Alan Mittelstaedt, a lecturer at the University of Southern California’s Annenberg School for Communications & Journalism, said courts long have upheld the rights of reporters to use documents, even classified government documents, in matters of public interest.
“If the documents have a bunch of private information that have no news value, then that’s a problem if you publish the private information,” said Mittelstaedt, an expert in investigative reporting. “But if it says (as a hypothetical example) that doctors at an institution take home animal tranquilizers for recreational use, that’s certainly of news value, and you wouldn’t have any problem with it.”
Moreover, Mittelstaedt said, reporters typically are not held liable for publicizing the contents of documents that have been obtained through covert or illegal means by others — although, of course, those who obtained the documents may be.
For the reporter, “It’s not like receiving stolen stereo equipment,” Mittelstaedt said. “People can go break into the association offices and take the documents and bring them over ... and (the reporter) would never be accused of theft.”

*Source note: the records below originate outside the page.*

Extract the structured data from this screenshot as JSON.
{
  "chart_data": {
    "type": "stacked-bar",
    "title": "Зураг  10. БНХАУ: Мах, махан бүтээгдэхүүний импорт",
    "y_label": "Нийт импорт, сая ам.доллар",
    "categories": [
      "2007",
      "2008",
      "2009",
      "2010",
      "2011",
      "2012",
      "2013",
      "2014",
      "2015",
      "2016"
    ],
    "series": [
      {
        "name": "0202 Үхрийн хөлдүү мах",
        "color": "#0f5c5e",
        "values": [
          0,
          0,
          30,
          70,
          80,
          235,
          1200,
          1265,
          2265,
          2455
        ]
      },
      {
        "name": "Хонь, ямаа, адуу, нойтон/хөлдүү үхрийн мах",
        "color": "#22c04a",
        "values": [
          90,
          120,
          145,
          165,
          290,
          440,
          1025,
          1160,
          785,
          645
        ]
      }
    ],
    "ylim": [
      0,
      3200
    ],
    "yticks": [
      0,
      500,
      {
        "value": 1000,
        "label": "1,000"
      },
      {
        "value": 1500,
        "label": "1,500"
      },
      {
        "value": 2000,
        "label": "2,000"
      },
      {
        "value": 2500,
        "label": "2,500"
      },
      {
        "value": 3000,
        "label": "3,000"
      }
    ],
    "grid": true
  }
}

Mittelstaedt said the AVMA’s strong reaction to the possibility that VIN may have internal information makes it appear that the organization has something to hide.

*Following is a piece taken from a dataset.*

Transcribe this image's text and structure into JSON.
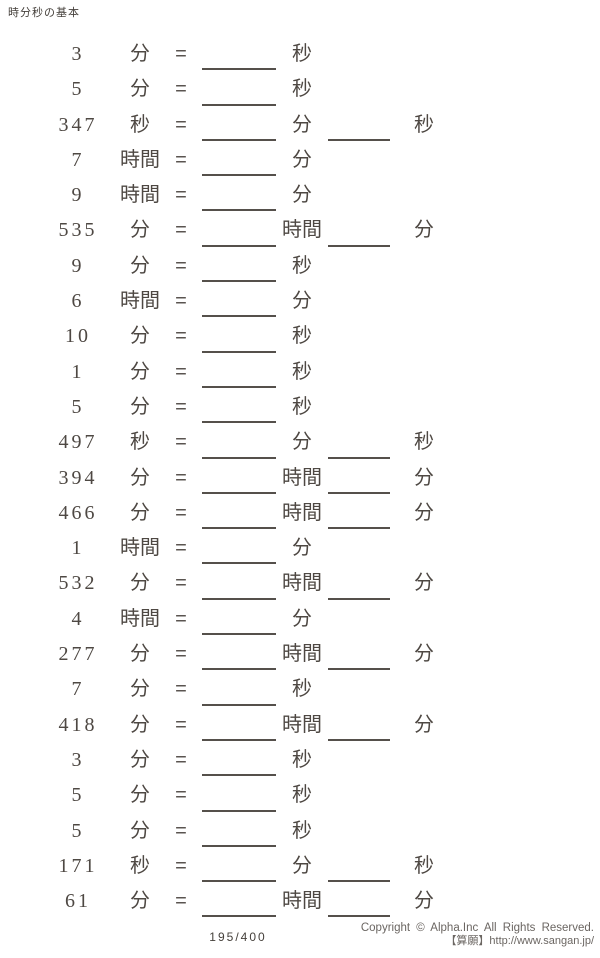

The AVMA’s Granstrom said privacy is critical to the accreditation process.
“The AVMA COE is always interested in an open dialogue about its standards and the process of making accreditation decisions,” he wrote. “However, certain proceedings and information must be kept confidential to safeguard the integrity and objectivity of the accreditation process.”

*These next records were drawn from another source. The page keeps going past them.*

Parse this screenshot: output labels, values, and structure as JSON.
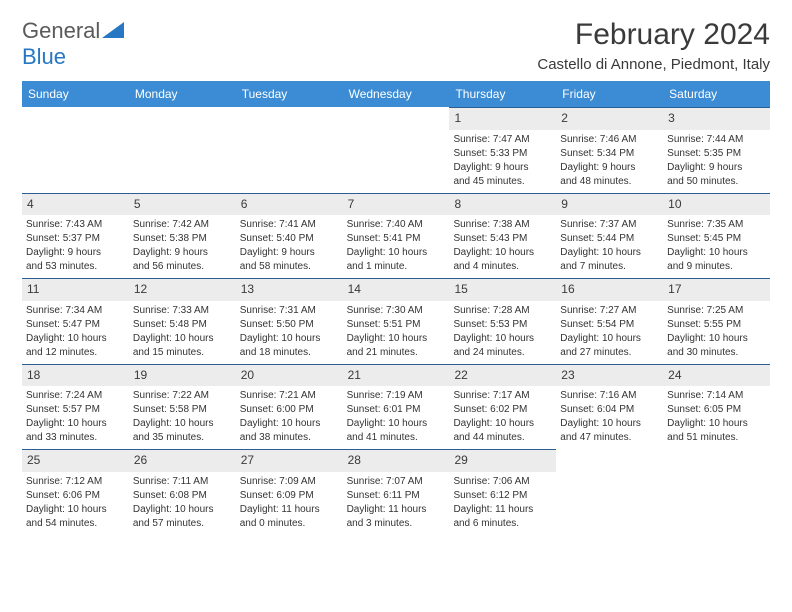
{
  "logo": {
    "general": "General",
    "blue": "Blue"
  },
  "title": "February 2024",
  "location": "Castello di Annone, Piedmont, Italy",
  "colors": {
    "header_bar": "#3b8cd4",
    "daynum_bg": "#ececec",
    "daynum_border_top": "#2b5f93",
    "logo_blue": "#2678c4",
    "logo_gray": "#5a5a5a",
    "text": "#333333"
  },
  "dow": [
    "Sunday",
    "Monday",
    "Tuesday",
    "Wednesday",
    "Thursday",
    "Friday",
    "Saturday"
  ],
  "weeks": [
    [
      {
        "empty": true
      },
      {
        "empty": true
      },
      {
        "empty": true
      },
      {
        "empty": true
      },
      {
        "day": "1",
        "sunrise": "Sunrise: 7:47 AM",
        "sunset": "Sunset: 5:33 PM",
        "daylight1": "Daylight: 9 hours",
        "daylight2": "and 45 minutes."
      },
      {
        "day": "2",
        "sunrise": "Sunrise: 7:46 AM",
        "sunset": "Sunset: 5:34 PM",
        "daylight1": "Daylight: 9 hours",
        "daylight2": "and 48 minutes."
      },
      {
        "day": "3",
        "sunrise": "Sunrise: 7:44 AM",
        "sunset": "Sunset: 5:35 PM",
        "daylight1": "Daylight: 9 hours",
        "daylight2": "and 50 minutes."
      }
    ],
    [
      {
        "day": "4",
        "sunrise": "Sunrise: 7:43 AM",
        "sunset": "Sunset: 5:37 PM",
        "daylight1": "Daylight: 9 hours",
        "daylight2": "and 53 minutes."
      },
      {
        "day": "5",
        "sunrise": "Sunrise: 7:42 AM",
        "sunset": "Sunset: 5:38 PM",
        "daylight1": "Daylight: 9 hours",
        "daylight2": "and 56 minutes."
      },
      {
        "day": "6",
        "sunrise": "Sunrise: 7:41 AM",
        "sunset": "Sunset: 5:40 PM",
        "daylight1": "Daylight: 9 hours",
        "daylight2": "and 58 minutes."
      },
      {
        "day": "7",
        "sunrise": "Sunrise: 7:40 AM",
        "sunset": "Sunset: 5:41 PM",
        "daylight1": "Daylight: 10 hours",
        "daylight2": "and 1 minute."
      },
      {
        "day": "8",
        "sunrise": "Sunrise: 7:38 AM",
        "sunset": "Sunset: 5:43 PM",
        "daylight1": "Daylight: 10 hours",
        "daylight2": "and 4 minutes."
      },
      {
        "day": "9",
        "sunrise": "Sunrise: 7:37 AM",
        "sunset": "Sunset: 5:44 PM",
        "daylight1": "Daylight: 10 hours",
        "daylight2": "and 7 minutes."
      },
      {
        "day": "10",
        "sunrise": "Sunrise: 7:35 AM",
        "sunset": "Sunset: 5:45 PM",
        "daylight1": "Daylight: 10 hours",
        "daylight2": "and 9 minutes."
      }
    ],
    [
      {
        "day": "11",
        "sunrise": "Sunrise: 7:34 AM",
        "sunset": "Sunset: 5:47 PM",
        "daylight1": "Daylight: 10 hours",
        "daylight2": "and 12 minutes."
      },
      {
        "day": "12",
        "sunrise": "Sunrise: 7:33 AM",
        "sunset": "Sunset: 5:48 PM",
        "daylight1": "Daylight: 10 hours",
        "daylight2": "and 15 minutes."
      },
      {
        "day": "13",
        "sunrise": "Sunrise: 7:31 AM",
        "sunset": "Sunset: 5:50 PM",
        "daylight1": "Daylight: 10 hours",
        "daylight2": "and 18 minutes."
      },
      {
        "day": "14",
        "sunrise": "Sunrise: 7:30 AM",
        "sunset": "Sunset: 5:51 PM",
        "daylight1": "Daylight: 10 hours",
        "daylight2": "and 21 minutes."
      },
      {
        "day": "15",
        "sunrise": "Sunrise: 7:28 AM",
        "sunset": "Sunset: 5:53 PM",
        "daylight1": "Daylight: 10 hours",
        "daylight2": "and 24 minutes."
      },
      {
        "day": "16",
        "sunrise": "Sunrise: 7:27 AM",
        "sunset": "Sunset: 5:54 PM",
        "daylight1": "Daylight: 10 hours",
        "daylight2": "and 27 minutes."
      },
      {
        "day": "17",
        "sunrise": "Sunrise: 7:25 AM",
        "sunset": "Sunset: 5:55 PM",
        "daylight1": "Daylight: 10 hours",
        "daylight2": "and 30 minutes."
      }
    ],
    [
      {
        "day": "18",
        "sunrise": "Sunrise: 7:24 AM",
        "sunset": "Sunset: 5:57 PM",
        "daylight1": "Daylight: 10 hours",
        "daylight2": "and 33 minutes."
      },
      {
        "day": "19",
        "sunrise": "Sunrise: 7:22 AM",
        "sunset": "Sunset: 5:58 PM",
        "daylight1": "Daylight: 10 hours",
        "daylight2": "and 35 minutes."
      },
      {
        "day": "20",
        "sunrise": "Sunrise: 7:21 AM",
        "sunset": "Sunset: 6:00 PM",
        "daylight1": "Daylight: 10 hours",
        "daylight2": "and 38 minutes."
      },
      {
        "day": "21",
        "sunrise": "Sunrise: 7:19 AM",
        "sunset": "Sunset: 6:01 PM",
        "daylight1": "Daylight: 10 hours",
        "daylight2": "and 41 minutes."
      },
      {
        "day": "22",
        "sunrise": "Sunrise: 7:17 AM",
        "sunset": "Sunset: 6:02 PM",
        "daylight1": "Daylight: 10 hours",
        "daylight2": "and 44 minutes."
      },
      {
        "day": "23",
        "sunrise": "Sunrise: 7:16 AM",
        "sunset": "Sunset: 6:04 PM",
        "daylight1": "Daylight: 10 hours",
        "daylight2": "and 47 minutes."
      },
      {
        "day": "24",
        "sunrise": "Sunrise: 7:14 AM",
        "sunset": "Sunset: 6:05 PM",
        "daylight1": "Daylight: 10 hours",
        "daylight2": "and 51 minutes."
      }
    ],
    [
      {
        "day": "25",
        "sunrise": "Sunrise: 7:12 AM",
        "sunset": "Sunset: 6:06 PM",
        "daylight1": "Daylight: 10 hours",
        "daylight2": "and 54 minutes."
      },
      {
        "day": "26",
        "sunrise": "Sunrise: 7:11 AM",
        "sunset": "Sunset: 6:08 PM",
        "daylight1": "Daylight: 10 hours",
        "daylight2": "and 57 minutes."
      },
      {
        "day": "27",
        "sunrise": "Sunrise: 7:09 AM",
        "sunset": "Sunset: 6:09 PM",
        "daylight1": "Daylight: 11 hours",
        "daylight2": "and 0 minutes."
      },
      {
        "day": "28",
        "sunrise": "Sunrise: 7:07 AM",
        "sunset": "Sunset: 6:11 PM",
        "daylight1": "Daylight: 11 hours",
        "daylight2": "and 3 minutes."
      },
      {
        "day": "29",
        "sunrise": "Sunrise: 7:06 AM",
        "sunset": "Sunset: 6:12 PM",
        "daylight1": "Daylight: 11 hours",
        "daylight2": "and 6 minutes."
      },
      {
        "empty": true
      },
      {
        "empty": true
      }
    ]
  ]
}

He added: “Internal COE documents are covered by a confidentially agreement signed by each COE member. Violation of this agreement is taken seriously because it protects the integrity of the accreditation process by promoting free and open deliberation of the confidential information gathered from each school. The Council guarantees the confidentiality of the information it collects. Violation of the confidentiality agreement also compromises the trust established with each school, and discourages the free and open exchange of the information needed for accreditation.”
Granstrom offered a link to their Web site
, for information about the organization’s policies, procedures and standards.
Pion said the “cease and desist” letter is inconsistent with “open dialogue.” “If AVMA is interested in open dialogue,” he said, “why did they send this threatening letter and not just give us a call?”